Gescheiterte politische Schnapsideen

Der FPÖ-Generalsekretär forderte aber auch die Regierung auf, die Idee der Impflotterie sofort zu verwerfen. „Das ist keine seriöse Politik mehr und schädigt zudem die Steuerzahler. Die Regierung soll die Impflotterie am besten gleich gemeinsam mit der Impfpflicht in den Geschichtsbüchern gescheiterter politischer Schnapsideen begraben“, so Schnedlitz.

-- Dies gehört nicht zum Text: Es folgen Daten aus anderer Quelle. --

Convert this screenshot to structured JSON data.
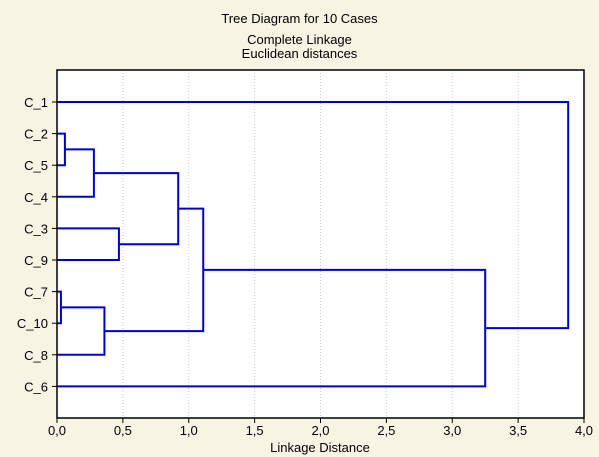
{
  "chart_data": {
    "type": "dendrogram",
    "title": "Tree Diagram for 10 Cases",
    "subtitle_lines": [
      "Complete Linkage",
      "Euclidean distances"
    ],
    "xlabel": "Linkage Distance",
    "xlim": [
      0,
      4.0
    ],
    "x_ticks": [
      "0,0",
      "0,5",
      "1,0",
      "1,5",
      "2,0",
      "2,5",
      "3,0",
      "3,5",
      "4,0"
    ],
    "grid": "vertical dotted",
    "orientation": "horizontal",
    "cases": [
      "C_1",
      "C_2",
      "C_5",
      "C_4",
      "C_3",
      "C_9",
      "C_7",
      "C_10",
      "C_8",
      "C_6"
    ],
    "merges": [
      {
        "a": "C_7",
        "b": "C_10",
        "distance": 0.03
      },
      {
        "a": "C_2",
        "b": "C_5",
        "distance": 0.06
      },
      {
        "a": "C_2+C_5",
        "b": "C_4",
        "distance": 0.28
      },
      {
        "a": "C_7+C_10",
        "b": "C_8",
        "distance": 0.36
      },
      {
        "a": "C_3",
        "b": "C_9",
        "distance": 0.47
      },
      {
        "a": "C_2+C_5+C_4",
        "b": "C_3+C_9",
        "distance": 0.92
      },
      {
        "a": "C_2+C_5+C_4+C_3+C_9",
        "b": "C_7+C_10+C_8",
        "distance": 1.11
      },
      {
        "a": "C_2+C_5+C_4+C_3+C_9+C_7+C_10+C_8",
        "b": "C_6",
        "distance": 3.25
      },
      {
        "a": "C_1",
        "b": "rest",
        "distance": 3.88
      }
    ]
  },
  "colors": {
    "background": "#f7f4e4",
    "plot_area": "#ffffff",
    "tree_line": "#0000cc",
    "grid": "#c8c8c8"
  }
}
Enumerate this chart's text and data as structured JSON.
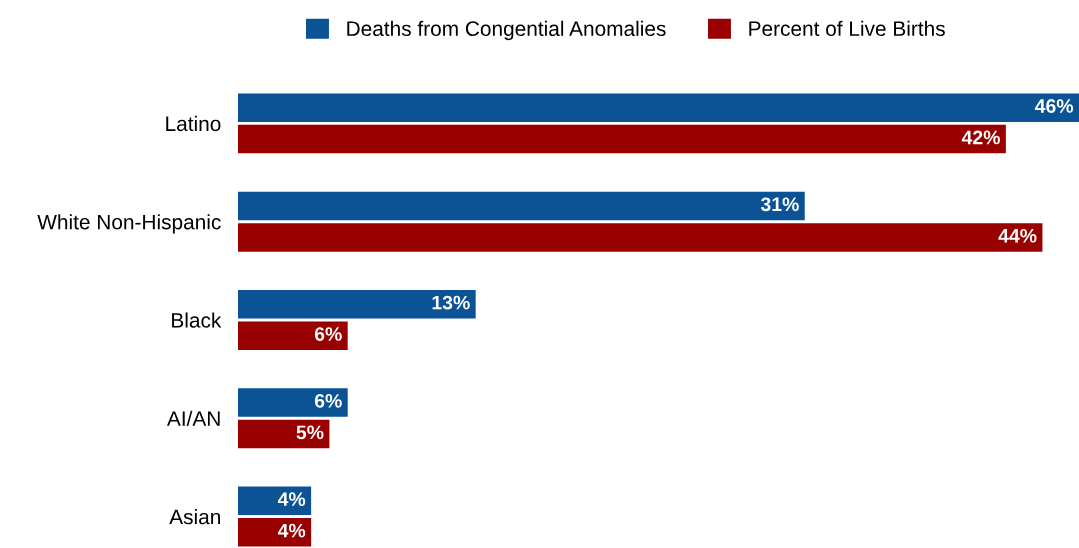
{
  "chart_data": {
    "type": "bar",
    "orientation": "horizontal",
    "legend": "top",
    "grid": false,
    "categories": [
      "Latino",
      "White Non-Hispanic",
      "Black",
      "AI/AN",
      "Asian"
    ],
    "series": [
      {
        "name": "Deaths from Congential Anomalies",
        "color": "#0b5394",
        "values": [
          46,
          31,
          13,
          6,
          4
        ],
        "value_labels": [
          "46%",
          "31%",
          "13%",
          "6%",
          "4%"
        ]
      },
      {
        "name": "Percent of Live Births",
        "color": "#990000",
        "values": [
          42,
          44,
          6,
          5,
          4
        ],
        "value_labels": [
          "42%",
          "44%",
          "6%",
          "5%",
          "4%"
        ]
      }
    ]
  }
}
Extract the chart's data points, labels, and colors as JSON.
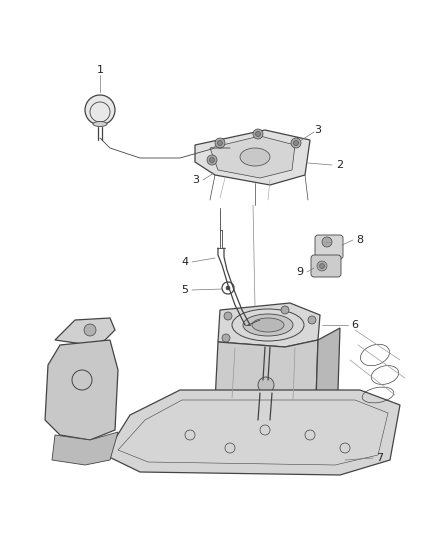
{
  "background_color": "#ffffff",
  "line_color": "#444444",
  "label_color": "#222222",
  "figure_width": 4.38,
  "figure_height": 5.33,
  "dpi": 100
}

SPÖ hat sich im Bundesrat vorführen lassen

„Die Bundesräte der SPÖ haben sich von ihrer Parteichefin im Bund und von den Regierungsparteien vorführen lassen. Der einzige Grund, weshalb die SPÖ im Bundesrat bei der Impfpflicht mehrheitlich mitgezogen ist - die von ÖVP und Grünen versprochene ORF-Impflotterie -, fällt nun weg. Sie wurden schlichtweg von den Regierungsparteien über den Tisch gezogen! Sie hätten wissen müssen, dass sich die ÖVP an keine Abmachungen hält“, so der freiheitliche Fraktionsvorsitzende im Bundesrat Christoph Steiner.

Mit Impfpflicht braucht es keine Anreize zur Impfung mehr

Es sei wohl auch an Ironie nicht zu übertreffen, wenn sich SPÖ-Vizeklubchef Jörg Leichtfried lautstark über das Scheitern der von ÖVP und Grünen initiierten Impflotterie beschwere. „Leichtfried dürfte wohl nicht erkannt haben, dass es mit dem von der SPÖ unterstützten Impfzwang keinerlei Anreiz für die Impfung mehr bedarf. Er und seine Genossen haben freudig dem verfassungsfeindlichen und menschenunwürdigen Gesetz zugestimmt“, führte Steiner weiter aus.

Nun gibt es ein "Jaukerl" nach dem anderen

„Dieses Gesudere ist nicht nur unerträglich, sondern auch scheinheilig. Leichtfried darf sich nun, wie jeder Österreicher, in das Impf-Abo einfügen und sich peu á peu ein 'Jaukerl' nach dem anderen holen, da braucht es keine Anreize mehr, denn das Nichtbefolgen des Impfzwangs ist mit Strafe bedroht. Das dürfte allerdings der SPÖ-Vize nicht verstanden haben. Nur wir Freiheitlichen werden nicht müde, gegen dieses unsägliche Gesetz weiter anzukämpfen“, erklärte der FPÖ-Bundesrat.